Britain’s public EV charging network added more than 5,000 chargers in the first half of 2026, with the strongest growth coming from on-street and ultra-rapid infrastructure.
New figures from Zapmap show 5,119 public chargers were installed between January and the end of June, taking the total network to 121,171 chargers across 46,731 locations. That represents year-on-year growth of 10%.
The expansion is increasingly focused on two parts of the market: drivers without off-street parking and motorists needing fast charging on longer journeys.
On-street charging recorded the fastest growth by location type, rising 18% year-on-year to 39,859 chargers. These units are designed for overnight or all-day use and are becoming more important as EV adoption spreads among the roughly 40% of UK households without a driveway.
En-route charging also grew strongly, increasing 15.2% to 13,711 chargers. The number of major charging hubs, defined as sites with at least eight rapid or ultra-rapid chargers, reached 1,034 after 108 were added in the first half of the year.
Ultra-rapid chargers remain the fastest-growing power category.

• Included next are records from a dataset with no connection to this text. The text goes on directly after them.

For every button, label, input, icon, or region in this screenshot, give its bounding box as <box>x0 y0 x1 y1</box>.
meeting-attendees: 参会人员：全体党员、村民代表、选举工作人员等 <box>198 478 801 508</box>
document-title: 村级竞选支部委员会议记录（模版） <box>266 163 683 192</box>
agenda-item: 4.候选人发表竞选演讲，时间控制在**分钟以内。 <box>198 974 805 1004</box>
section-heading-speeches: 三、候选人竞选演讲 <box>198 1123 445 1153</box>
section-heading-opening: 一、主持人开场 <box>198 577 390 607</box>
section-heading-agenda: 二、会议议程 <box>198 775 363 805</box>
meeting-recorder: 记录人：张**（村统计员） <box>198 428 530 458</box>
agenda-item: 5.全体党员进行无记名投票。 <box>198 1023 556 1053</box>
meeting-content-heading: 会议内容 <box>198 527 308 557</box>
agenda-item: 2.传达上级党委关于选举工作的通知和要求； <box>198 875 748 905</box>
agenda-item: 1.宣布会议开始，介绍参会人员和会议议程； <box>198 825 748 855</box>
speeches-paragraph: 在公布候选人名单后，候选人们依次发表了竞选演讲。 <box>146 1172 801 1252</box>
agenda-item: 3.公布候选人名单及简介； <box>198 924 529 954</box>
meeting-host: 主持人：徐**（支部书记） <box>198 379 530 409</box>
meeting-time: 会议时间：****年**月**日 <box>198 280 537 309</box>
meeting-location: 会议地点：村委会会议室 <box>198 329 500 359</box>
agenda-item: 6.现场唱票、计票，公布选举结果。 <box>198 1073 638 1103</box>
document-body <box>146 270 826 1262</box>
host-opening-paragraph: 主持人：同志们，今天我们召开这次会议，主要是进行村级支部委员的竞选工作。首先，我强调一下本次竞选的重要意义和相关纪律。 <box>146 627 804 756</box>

The number of chargers rated at 150kW and above rose 37% year-on-year to 13,996, while standard rapid charging grew more slowly as older equipment was replaced by higher-powered units.
Several large sites opened or expanded during the period, including GRIDSERVE’s 24-charger hub at Moto Lymm Services and extra capacity at Cobham and Peterborough. Osprey, Fastned and Source EV also added new ultra-rapid hubs in Glasgow, Hemel Hempstead, London and Edinburgh.
Destination charging remains the largest category overall, with 62,609 chargers at retail sites, hotels, gyms, restaurants and leisure venues. Growth was slower at 5.7% but operators are increasingly installing faster equipment where drivers stay for less than four hours.
The next wave is likely to come from council-backed on-street schemes funded through the Local Electric Vehicle Infrastructure programme.